When I was a kid and I moved around from home to home, I had the legal right to contact Jehovah's Witnesses and talk to them. I contacted them every single chance I could.
Since I had so much contact with Jehovah's Witnesses through various avenues, it stands to reason that I'd run into some of them now. I ran into the daughter of a woman my sister and I stayed with. She knows me. She remembers how bad it was and what we came from. She knows my birth name. She knows I have multiple personality disorder. I felt naked standing in front of her but I couldn't help but think to myself, Faith, you lived through impossible situations. Your reality, Faith, is that you lived when others didn't. That means something. That took a lot of work. And I'm still alive. That means something. It takes a lot of work just to exist. Yeah, my mind is fractured and my body is ... broken.... but how amazing is it to have an opportunity to truly live in freedom from ... them? How amazing and .... nauseating. The memories and nightmares associated with enduring her makes me nauseous but they do not erase the fact that I have an enduring spirit and that I truly understand what it means to be free.

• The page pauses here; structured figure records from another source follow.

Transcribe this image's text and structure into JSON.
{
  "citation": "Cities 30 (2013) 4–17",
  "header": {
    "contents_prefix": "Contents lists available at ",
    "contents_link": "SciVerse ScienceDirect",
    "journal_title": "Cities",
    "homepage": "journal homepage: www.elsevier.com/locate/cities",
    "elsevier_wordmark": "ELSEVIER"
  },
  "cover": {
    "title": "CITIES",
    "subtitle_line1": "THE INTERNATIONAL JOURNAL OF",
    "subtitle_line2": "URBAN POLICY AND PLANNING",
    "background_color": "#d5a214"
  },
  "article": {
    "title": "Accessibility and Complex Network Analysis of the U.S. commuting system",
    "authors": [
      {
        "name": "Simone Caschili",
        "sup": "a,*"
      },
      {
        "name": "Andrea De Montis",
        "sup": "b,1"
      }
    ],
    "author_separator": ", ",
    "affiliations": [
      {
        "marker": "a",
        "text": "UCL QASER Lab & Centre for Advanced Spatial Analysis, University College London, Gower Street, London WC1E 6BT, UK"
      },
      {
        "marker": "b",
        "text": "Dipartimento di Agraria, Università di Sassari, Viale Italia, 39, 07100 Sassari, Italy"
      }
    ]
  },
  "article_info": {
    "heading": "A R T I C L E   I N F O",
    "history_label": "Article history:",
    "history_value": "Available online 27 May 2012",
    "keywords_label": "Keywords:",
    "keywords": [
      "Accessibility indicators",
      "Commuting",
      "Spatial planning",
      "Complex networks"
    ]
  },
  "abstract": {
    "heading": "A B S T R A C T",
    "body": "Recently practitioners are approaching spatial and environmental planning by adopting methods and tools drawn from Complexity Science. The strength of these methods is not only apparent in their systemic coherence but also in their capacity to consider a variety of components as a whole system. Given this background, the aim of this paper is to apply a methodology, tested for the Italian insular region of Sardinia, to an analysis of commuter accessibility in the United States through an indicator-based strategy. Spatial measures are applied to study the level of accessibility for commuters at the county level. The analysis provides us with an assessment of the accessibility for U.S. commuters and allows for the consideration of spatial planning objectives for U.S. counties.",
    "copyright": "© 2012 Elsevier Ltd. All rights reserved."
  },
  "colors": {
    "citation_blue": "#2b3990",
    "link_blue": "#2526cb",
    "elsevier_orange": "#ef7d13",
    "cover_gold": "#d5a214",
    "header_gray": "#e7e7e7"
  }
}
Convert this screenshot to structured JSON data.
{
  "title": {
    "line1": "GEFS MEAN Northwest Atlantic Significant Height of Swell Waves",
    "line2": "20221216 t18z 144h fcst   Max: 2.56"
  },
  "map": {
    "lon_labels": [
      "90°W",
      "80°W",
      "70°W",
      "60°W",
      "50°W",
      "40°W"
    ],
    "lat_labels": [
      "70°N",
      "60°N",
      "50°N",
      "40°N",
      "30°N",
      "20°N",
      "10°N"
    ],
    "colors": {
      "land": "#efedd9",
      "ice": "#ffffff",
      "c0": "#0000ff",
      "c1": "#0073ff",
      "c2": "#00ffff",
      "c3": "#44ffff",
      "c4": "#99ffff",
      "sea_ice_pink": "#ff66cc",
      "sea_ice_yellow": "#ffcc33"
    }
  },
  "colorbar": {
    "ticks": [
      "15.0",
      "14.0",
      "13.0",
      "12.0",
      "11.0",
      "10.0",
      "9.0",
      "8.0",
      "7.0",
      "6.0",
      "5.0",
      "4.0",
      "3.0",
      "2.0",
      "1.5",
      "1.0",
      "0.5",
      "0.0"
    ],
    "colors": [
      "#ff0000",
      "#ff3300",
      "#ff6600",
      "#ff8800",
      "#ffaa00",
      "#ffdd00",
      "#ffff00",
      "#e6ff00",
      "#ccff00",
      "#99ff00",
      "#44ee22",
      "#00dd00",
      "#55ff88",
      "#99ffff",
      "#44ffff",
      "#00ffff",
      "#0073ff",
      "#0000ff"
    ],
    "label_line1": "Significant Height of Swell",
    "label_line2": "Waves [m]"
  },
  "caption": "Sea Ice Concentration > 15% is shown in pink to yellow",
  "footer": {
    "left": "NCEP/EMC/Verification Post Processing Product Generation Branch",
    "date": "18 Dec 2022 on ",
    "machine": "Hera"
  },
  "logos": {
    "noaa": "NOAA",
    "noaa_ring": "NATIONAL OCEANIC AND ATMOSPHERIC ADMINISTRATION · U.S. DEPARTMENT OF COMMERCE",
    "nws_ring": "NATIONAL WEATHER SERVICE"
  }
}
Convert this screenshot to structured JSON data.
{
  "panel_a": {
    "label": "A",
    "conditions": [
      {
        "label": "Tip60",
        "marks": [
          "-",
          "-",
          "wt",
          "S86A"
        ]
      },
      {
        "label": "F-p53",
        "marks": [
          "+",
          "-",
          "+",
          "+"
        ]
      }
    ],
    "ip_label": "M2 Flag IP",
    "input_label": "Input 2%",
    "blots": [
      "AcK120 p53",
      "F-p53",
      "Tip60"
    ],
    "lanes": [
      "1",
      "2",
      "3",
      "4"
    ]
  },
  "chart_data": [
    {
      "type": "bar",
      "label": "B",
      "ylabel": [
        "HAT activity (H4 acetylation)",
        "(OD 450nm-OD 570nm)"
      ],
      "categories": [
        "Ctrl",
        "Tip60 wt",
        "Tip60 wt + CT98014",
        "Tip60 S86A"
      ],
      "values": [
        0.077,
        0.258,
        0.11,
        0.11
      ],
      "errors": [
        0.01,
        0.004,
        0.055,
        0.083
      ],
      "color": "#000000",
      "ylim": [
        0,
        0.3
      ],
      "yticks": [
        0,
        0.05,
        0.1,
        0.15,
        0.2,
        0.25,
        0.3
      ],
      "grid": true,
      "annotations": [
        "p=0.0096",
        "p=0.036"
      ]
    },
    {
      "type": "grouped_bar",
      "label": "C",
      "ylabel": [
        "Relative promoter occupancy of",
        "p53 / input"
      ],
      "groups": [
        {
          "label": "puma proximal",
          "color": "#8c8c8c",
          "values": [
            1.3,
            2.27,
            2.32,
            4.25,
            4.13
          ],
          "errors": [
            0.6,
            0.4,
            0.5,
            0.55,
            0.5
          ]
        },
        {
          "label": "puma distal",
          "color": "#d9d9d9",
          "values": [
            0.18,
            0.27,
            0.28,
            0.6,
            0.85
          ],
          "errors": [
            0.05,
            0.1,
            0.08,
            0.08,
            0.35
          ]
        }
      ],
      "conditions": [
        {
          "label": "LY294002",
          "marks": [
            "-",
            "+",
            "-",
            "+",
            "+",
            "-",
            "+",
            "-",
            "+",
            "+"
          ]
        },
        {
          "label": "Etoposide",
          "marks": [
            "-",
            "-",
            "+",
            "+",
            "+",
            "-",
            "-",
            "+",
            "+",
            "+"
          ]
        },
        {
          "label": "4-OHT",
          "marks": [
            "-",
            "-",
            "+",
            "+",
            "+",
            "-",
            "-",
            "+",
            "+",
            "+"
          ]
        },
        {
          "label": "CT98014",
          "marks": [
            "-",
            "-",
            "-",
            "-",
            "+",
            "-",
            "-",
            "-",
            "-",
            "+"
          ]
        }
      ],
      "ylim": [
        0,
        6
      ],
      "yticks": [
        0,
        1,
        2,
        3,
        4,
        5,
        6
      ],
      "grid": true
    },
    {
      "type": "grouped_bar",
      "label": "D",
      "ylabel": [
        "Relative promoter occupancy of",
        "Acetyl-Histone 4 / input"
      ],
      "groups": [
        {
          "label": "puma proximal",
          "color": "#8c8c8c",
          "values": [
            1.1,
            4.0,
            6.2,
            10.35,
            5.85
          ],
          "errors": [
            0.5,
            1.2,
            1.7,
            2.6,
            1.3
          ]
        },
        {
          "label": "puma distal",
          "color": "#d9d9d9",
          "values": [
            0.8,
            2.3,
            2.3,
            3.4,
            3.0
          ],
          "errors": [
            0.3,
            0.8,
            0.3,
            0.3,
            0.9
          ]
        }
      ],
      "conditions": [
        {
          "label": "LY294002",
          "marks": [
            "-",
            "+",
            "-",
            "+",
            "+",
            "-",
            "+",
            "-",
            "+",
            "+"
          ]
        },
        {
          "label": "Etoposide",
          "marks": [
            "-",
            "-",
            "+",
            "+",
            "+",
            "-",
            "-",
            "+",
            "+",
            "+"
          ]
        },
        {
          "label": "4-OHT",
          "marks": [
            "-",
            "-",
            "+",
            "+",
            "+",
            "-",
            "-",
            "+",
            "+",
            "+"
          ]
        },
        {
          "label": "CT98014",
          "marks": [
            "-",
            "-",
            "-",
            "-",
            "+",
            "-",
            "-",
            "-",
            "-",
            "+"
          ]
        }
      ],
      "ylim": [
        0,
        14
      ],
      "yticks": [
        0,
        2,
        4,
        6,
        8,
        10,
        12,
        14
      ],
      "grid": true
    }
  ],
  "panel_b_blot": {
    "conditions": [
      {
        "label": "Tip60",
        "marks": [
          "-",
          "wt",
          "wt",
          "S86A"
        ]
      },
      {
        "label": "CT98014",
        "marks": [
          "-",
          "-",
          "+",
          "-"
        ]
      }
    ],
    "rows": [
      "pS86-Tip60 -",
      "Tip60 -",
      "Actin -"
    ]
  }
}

There's so much to say. I want to keep writing because I don't want to leave it in my head or forget. I'm going to keep writing until I've eased the burden in my head of holding these thoughts.
I keep trying not to cry. I feel so many things after running into that lady tonight. Sadness, anguish, grief, longing and more sadness pours out, but I also feel that same strength I felt as a kid. That same quite little girl I used to be is still in me. The same quiet girl had a fierce will to live, to explore, to learn, to see. That little girl changed to be what my mother designed, but I can still feel the person I was before that change. I can still feel the little girl before her innocence was gone. It's taken over 2 decades of therapy to do it, but being able to touch the authentic me again is worth having endured 45 years of life. It truly is.
As a child and young adult I survived vacations with her, shopping trips, spa treatments, hunger, rape, living in cars and sleeping on the street. I survived foster homes, filthy homes, mice, maggots, mold and my mother's voice on my mind. I survived her.. I did. I sure did.
11:29pm EST April 11, 2017
This entry ends with I have nothing and everything.